Originally posted here.
I’ve been thinking a lot lately about how the Archives Unleashed Toolkit is a great finding aid utility for web archive collections, and should be in the toolbox for any web archivist.
So, a finding aid. How could we create a finding aid for a web archive collection with relatively minimal labour?
The Society of American Archivists define a finding aid as:
A tool that facilitates discovery of information within a collection of records.
A description of records that gives the repository physical and intellectual control over the materials and that assists users to gain access to and understand the materials.
What are current practices? Generally speaking, most web archive collections from institutions such as national libraries, government organizations, or universities will have a set of descriptive metadata about a collection. This is often framed around Dublin Core, and is arguably a “minimal finding aid.” It is useful, and usually what can be done given time, budget, and labour constraints.
With the Archives Unleashed Toolkit, we can create a more robust finding aid. But, what should it be? Currently, we have four sets of what we’ve called scholarly derivatives of web archives that are produced with the Archives Unleashed Cloud. With each of the derivatives, we also provide extensive tutorials that walk through use cases for scholarly analysis.
We provide a txt file, that’s comma delimited (basically a CSV file 😄). Each website within the web archive collection will have its full text presented on one line, along with information around when it was crawled, the name of the domain, and the full URL of the content
|Sample full-text aut output|
|Sample full-urls aut output|
Text by Domain
We provide a ZIP file containing ten text files (see Full Text derivative above) corresponding to the full-text of the top ten domains.
|Sample extracted filtered-text.zip output|
Gephi & Raw Network Files:
Two different network files (described below) are also provided. These files are useful to discovering how websites link to each other.
Gephi file, which can be loaded into Gephi. It will have basic characteristics already computed and a basic layout.
Raw Network file, which can also be loaded into Gephi. You will have to use the network program to lay it out yourself.
|Hyperlink Diagram of University of Victoria’s Anarchist Archives collection|
In addition to the set of scholarly derivatives the toolkit can produce, we have also improved and expanded upon our DataFrame implementation in the most recent release of the Archives Unleashed Toolkit. If you’re familiar with CSV files, then you’ll be right at home with DataFrames!
You can now produce a variety of DataFrames of a web archive collection with the toolkit, that can be exported directly to CSV files.

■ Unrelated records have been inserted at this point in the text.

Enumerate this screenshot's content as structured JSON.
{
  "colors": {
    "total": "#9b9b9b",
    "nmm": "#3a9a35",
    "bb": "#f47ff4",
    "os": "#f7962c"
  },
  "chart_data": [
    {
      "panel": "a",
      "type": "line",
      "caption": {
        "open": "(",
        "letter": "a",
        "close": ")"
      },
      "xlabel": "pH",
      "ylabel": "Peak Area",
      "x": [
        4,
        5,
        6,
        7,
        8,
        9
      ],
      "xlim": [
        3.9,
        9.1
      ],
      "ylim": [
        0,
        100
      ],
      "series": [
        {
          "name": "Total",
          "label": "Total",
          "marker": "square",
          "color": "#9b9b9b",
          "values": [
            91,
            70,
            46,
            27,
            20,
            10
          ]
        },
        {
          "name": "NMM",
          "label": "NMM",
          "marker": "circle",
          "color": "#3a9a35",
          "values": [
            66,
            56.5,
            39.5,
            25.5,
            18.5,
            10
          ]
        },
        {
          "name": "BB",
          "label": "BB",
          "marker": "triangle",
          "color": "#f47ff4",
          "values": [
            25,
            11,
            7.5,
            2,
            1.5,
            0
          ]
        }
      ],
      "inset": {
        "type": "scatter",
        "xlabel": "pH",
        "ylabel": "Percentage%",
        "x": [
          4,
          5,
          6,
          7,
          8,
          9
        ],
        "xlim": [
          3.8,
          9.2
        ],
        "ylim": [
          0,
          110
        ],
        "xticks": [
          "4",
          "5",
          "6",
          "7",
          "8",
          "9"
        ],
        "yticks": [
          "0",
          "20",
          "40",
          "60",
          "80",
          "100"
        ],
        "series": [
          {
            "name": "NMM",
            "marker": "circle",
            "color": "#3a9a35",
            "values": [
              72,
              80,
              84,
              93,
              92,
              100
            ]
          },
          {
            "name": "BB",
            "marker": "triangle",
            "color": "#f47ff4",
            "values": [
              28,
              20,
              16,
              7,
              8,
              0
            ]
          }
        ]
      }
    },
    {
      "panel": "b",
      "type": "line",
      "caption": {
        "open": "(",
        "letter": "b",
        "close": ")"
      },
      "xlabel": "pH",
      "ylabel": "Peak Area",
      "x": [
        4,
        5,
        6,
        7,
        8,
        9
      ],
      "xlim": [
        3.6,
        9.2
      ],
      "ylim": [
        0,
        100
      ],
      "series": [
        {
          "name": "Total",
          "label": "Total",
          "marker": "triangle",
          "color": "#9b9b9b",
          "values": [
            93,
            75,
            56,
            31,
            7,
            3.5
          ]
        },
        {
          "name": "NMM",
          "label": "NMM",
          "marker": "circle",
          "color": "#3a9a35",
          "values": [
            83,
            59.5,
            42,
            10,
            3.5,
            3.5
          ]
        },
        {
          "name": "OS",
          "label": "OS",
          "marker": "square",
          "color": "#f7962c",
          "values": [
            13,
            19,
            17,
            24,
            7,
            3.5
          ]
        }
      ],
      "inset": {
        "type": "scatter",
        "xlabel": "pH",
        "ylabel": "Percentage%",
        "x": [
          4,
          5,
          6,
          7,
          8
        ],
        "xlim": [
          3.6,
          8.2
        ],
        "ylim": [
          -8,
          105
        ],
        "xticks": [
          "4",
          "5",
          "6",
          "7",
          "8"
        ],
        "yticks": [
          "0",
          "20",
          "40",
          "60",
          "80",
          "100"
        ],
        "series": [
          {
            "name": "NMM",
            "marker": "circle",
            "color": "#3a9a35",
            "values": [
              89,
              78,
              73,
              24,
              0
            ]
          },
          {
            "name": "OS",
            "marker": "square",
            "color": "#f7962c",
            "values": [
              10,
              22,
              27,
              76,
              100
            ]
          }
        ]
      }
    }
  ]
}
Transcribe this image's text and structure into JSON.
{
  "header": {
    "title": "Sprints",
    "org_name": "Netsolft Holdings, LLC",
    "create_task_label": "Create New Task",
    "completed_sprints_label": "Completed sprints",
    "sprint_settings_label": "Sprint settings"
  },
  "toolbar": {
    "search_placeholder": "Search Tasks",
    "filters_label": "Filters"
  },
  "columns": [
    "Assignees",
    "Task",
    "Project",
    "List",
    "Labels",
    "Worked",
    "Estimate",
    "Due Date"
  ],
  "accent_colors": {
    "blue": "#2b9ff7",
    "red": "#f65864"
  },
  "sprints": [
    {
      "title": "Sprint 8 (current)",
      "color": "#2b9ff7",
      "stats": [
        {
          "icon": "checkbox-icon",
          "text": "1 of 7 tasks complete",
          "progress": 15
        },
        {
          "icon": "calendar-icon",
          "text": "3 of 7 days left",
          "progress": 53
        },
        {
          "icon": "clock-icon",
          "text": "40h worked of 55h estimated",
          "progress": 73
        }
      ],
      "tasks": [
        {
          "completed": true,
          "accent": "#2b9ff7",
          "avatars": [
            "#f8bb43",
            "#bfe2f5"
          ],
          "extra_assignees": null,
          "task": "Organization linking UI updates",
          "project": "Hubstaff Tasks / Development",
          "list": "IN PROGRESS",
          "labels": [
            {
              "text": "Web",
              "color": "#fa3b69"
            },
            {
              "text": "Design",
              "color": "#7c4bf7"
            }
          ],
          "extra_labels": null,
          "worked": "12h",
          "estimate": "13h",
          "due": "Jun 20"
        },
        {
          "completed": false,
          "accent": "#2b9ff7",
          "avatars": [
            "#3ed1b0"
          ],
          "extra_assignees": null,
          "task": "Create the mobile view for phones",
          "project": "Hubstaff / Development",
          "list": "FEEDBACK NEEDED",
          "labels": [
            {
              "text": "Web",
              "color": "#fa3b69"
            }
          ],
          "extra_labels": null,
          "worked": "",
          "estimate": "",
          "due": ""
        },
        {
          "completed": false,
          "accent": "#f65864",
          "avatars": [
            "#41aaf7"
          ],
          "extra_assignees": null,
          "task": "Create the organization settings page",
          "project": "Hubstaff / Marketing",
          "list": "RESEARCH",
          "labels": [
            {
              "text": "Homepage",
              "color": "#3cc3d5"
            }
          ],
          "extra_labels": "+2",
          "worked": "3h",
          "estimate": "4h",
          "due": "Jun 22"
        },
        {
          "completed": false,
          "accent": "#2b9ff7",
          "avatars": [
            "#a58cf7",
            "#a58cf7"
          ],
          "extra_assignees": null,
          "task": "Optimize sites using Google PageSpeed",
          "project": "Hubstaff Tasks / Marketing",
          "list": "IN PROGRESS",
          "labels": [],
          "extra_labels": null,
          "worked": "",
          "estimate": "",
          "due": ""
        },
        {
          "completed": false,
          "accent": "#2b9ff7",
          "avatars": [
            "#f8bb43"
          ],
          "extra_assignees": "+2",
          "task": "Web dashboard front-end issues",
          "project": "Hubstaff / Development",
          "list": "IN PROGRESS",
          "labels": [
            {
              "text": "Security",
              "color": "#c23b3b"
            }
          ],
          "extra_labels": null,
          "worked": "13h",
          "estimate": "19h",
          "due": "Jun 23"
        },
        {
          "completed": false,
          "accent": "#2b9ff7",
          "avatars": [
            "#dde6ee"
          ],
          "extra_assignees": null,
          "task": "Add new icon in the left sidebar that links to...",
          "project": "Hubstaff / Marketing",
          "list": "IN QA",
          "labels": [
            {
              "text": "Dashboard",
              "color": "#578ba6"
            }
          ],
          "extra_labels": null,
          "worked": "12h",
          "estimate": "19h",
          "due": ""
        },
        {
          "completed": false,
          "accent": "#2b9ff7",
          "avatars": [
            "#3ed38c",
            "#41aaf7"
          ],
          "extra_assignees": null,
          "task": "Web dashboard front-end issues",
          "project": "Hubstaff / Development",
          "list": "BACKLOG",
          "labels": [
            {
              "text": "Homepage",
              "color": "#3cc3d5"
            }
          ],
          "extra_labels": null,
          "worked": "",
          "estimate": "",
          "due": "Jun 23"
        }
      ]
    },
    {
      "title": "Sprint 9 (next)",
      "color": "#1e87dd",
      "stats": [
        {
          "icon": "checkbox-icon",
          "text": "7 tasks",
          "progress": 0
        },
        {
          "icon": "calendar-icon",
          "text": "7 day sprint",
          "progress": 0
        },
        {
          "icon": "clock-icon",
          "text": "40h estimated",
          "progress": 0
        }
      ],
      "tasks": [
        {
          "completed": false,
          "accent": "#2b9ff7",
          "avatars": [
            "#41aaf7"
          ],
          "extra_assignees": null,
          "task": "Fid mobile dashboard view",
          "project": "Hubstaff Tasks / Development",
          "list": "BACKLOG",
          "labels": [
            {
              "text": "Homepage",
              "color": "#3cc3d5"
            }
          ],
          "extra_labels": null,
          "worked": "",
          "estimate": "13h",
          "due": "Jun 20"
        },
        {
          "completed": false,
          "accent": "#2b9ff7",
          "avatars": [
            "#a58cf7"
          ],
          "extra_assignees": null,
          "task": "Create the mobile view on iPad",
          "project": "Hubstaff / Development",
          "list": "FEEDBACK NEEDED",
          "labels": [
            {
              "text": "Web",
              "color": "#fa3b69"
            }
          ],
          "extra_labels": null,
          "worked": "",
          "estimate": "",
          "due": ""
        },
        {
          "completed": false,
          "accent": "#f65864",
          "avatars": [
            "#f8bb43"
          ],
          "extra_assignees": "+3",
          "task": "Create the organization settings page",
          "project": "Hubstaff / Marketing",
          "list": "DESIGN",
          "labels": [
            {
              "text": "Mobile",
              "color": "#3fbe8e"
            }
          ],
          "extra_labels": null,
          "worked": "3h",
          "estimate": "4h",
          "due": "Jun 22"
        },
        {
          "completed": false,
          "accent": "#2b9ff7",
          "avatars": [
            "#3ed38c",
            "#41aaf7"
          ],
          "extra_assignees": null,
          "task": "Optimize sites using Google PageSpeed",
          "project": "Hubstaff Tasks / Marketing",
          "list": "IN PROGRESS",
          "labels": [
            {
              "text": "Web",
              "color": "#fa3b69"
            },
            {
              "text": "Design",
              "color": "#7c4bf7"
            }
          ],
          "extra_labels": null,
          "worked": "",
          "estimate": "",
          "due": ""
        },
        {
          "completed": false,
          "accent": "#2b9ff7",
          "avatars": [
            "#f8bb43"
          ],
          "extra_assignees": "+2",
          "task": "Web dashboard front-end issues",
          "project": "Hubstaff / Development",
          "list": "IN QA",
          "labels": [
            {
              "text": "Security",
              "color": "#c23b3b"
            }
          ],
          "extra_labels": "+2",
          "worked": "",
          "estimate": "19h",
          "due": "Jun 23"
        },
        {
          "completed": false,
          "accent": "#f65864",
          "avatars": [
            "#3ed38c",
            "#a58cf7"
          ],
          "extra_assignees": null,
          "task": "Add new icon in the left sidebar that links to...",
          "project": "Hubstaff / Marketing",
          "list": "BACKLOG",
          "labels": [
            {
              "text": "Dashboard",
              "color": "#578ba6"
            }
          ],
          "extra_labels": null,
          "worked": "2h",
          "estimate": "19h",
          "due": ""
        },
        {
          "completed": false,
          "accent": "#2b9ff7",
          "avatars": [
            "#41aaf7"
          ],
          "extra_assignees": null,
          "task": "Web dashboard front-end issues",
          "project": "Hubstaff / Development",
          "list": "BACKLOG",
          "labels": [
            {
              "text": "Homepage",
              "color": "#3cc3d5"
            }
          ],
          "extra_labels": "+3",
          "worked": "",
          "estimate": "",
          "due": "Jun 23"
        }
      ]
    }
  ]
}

|List of domains example output in a DataFrame|
|Hyperlink network example output in a DataFrame|
You can also gather information on a variety of binary types in a web archive collection. We current support audio, images, pdf, presentation program files, spreadsheets, text files, videos, and word processor files. Each of these methods allows you to extract:
the url of the binary;
the filename of the binary;
the extension of the binary;
height and width of a image binary;
md5 hash of the binary;
and the raw bytes of the binary.
|Image analysis example output in a DataFrame|
What does all this mean?
If a given institution has an Archive-It subscription, they could generate a set of derivatives for their web archive collections with the Archives Unleashed Cloud. If they don’t have an Archive-It subscription, or want to do the analysis on their own with the Toolkit, and have the storage and compute resources available to run analysis on their web archive collections, we have a ready set of documented scripts available in the “cookbook” section of our documentation now.
I’m curious from an archivist’s perspective, what should make up a finding aid for a web archive collection? Is descriptive metadata for a collection sufficient? Does a combination of descriptive metadata for a collection, plus some combination of analysis with the Archives Unleashed Toolkit cover it? If so, what output from the Toolkit is useful in creating a finding aid for a web archive collection? Is there more that can be done? If so what?
An additional option outside the scope of the Archives Unleashed Toolkit, but closely related to it, is to index a web archive collection (all the ARC/WARC files) with UK Web Archive’s webarchive-discovery, and built a discovery interface around the Solr index with Warclight.